OpenAI logo is seen in this illustration taken May 20, 2024. (Reuters)
OpenAI logo is seen in this illustration taken May 20, 2024. (Reuters)

OpenAI is venturing into a territory long dominated by Google with the selective launch of SearchGPT, an artificial intelligence-powered search engine with real-time access to information from the internet.

The move, announced on Thursday, also places the AI giant in competition with its largest backer Microsoft's Bing search and emerging services such as Perplexity — a search-focused AI chatbot firm backed by Amazon founder Jeff Bezos and semiconductor giant Nvidia.

Shares of Google's parent company Alphabet ended 3% lower on Thursday after OpenAI's announcement.

OpenAI said it has opened sign-ups for the new tool, which is currently in the prototype stage and is being tested with a small group of users and publishers. The company plans to integrate the best features from the search tool into ChatGPT in the future.

"AI-powered search tools from OpenAI and Perplexity re-affirm search as a content engagement model but pressure Google to be better at its own game," Canaccord Genuity analyst Kingsley Crane said.

Google dominates the search engine market with a 91.1% share as of June, according to web analytics firm Statcounter.

SearchGPT will provide summarized search results with source links in response to user queries, OpenAI said in a blog post.
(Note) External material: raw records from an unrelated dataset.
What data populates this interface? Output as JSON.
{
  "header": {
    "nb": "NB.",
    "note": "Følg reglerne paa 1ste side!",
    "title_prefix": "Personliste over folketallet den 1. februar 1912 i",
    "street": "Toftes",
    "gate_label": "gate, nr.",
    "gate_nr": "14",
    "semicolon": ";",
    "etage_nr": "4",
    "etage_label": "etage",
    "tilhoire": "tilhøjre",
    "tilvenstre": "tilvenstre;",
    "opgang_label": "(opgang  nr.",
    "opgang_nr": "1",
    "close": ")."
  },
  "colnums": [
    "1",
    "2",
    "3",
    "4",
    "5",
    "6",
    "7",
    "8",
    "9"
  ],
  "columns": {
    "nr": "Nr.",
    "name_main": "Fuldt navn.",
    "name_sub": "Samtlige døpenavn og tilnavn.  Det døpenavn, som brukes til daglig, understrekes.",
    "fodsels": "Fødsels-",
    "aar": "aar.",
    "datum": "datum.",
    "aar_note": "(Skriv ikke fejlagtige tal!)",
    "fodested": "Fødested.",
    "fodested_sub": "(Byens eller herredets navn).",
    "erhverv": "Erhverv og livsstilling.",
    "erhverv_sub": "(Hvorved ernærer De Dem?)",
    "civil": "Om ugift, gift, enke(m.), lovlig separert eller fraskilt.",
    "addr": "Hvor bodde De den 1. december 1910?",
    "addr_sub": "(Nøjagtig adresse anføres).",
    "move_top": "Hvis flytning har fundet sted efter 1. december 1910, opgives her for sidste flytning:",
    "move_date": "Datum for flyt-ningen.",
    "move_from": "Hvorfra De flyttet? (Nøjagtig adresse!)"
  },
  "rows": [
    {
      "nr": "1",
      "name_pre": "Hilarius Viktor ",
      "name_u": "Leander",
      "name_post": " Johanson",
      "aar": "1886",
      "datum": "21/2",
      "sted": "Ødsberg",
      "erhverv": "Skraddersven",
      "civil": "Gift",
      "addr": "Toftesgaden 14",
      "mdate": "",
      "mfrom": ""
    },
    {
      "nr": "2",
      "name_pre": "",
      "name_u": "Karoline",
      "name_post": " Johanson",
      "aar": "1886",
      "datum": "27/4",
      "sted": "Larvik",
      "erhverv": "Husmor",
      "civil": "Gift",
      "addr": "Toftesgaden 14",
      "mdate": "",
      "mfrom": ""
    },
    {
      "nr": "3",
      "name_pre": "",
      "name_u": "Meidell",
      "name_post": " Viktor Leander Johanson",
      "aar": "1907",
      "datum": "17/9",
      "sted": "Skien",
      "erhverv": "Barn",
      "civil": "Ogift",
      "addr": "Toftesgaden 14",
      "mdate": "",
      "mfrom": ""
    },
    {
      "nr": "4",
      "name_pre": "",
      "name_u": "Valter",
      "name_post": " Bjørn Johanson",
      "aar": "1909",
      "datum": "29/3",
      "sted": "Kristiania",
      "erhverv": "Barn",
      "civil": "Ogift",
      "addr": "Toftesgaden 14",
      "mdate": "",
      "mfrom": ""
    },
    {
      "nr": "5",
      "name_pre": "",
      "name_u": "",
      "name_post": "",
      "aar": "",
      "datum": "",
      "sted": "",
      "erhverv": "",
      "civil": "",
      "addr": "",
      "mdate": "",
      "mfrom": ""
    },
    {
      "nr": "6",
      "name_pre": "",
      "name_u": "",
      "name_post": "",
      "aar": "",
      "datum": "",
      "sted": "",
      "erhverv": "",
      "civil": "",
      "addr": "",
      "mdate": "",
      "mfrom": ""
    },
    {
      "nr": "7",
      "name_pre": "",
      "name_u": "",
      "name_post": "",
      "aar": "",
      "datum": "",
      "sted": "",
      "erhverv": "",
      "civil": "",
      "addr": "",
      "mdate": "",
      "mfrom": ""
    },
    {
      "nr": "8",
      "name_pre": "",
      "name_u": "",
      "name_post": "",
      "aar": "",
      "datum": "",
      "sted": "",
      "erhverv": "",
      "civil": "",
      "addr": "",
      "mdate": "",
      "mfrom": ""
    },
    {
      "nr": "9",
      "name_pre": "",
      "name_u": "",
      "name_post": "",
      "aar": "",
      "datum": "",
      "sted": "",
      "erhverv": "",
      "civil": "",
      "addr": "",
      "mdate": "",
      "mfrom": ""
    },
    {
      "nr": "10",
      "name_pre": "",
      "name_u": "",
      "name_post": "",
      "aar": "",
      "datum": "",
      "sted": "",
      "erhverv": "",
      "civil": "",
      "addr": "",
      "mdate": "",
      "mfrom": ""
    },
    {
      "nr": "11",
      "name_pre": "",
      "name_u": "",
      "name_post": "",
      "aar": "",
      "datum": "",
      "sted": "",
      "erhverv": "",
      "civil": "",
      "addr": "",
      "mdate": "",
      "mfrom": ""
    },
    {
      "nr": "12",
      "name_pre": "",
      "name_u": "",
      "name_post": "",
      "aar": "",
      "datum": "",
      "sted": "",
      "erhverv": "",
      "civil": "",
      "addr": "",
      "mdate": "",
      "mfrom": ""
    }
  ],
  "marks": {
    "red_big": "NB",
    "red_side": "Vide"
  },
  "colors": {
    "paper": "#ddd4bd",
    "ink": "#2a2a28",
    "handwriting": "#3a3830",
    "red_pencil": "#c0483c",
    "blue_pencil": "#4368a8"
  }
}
Users will also be able to ask follow-up questions and receive contextual responses.

The company will give publishers access to tools for managing how their content appears in SearchGPT results. News Corp and The Atlantic are publishing partners for SearchGPT.

SearchGPT signals a closer collaboration between publishers and OpenAI, following content licensing agreements with major organizations like Associated Press, News Corp and Axel Springer.

"Newer AI-powered search providers could face challenges of their own, with Perplexity already facing pending legal action from publishers like Wired and Forbes, and Condé Nast," said Crane.

Major search engines have been trying to integrate AI into search since ChatGPT first launched in November 2022. Microsoft, through its early investment, adopted OpenAI technology for its Bing search engine, while Google rolled out AI-powered summaries for the wider public at its developer conference in May.

Google did not respond to a Reuters query on the potential impact of SearchGPT on its business.

Reuters had earlier reported on OpenAI's plans around AI search in May.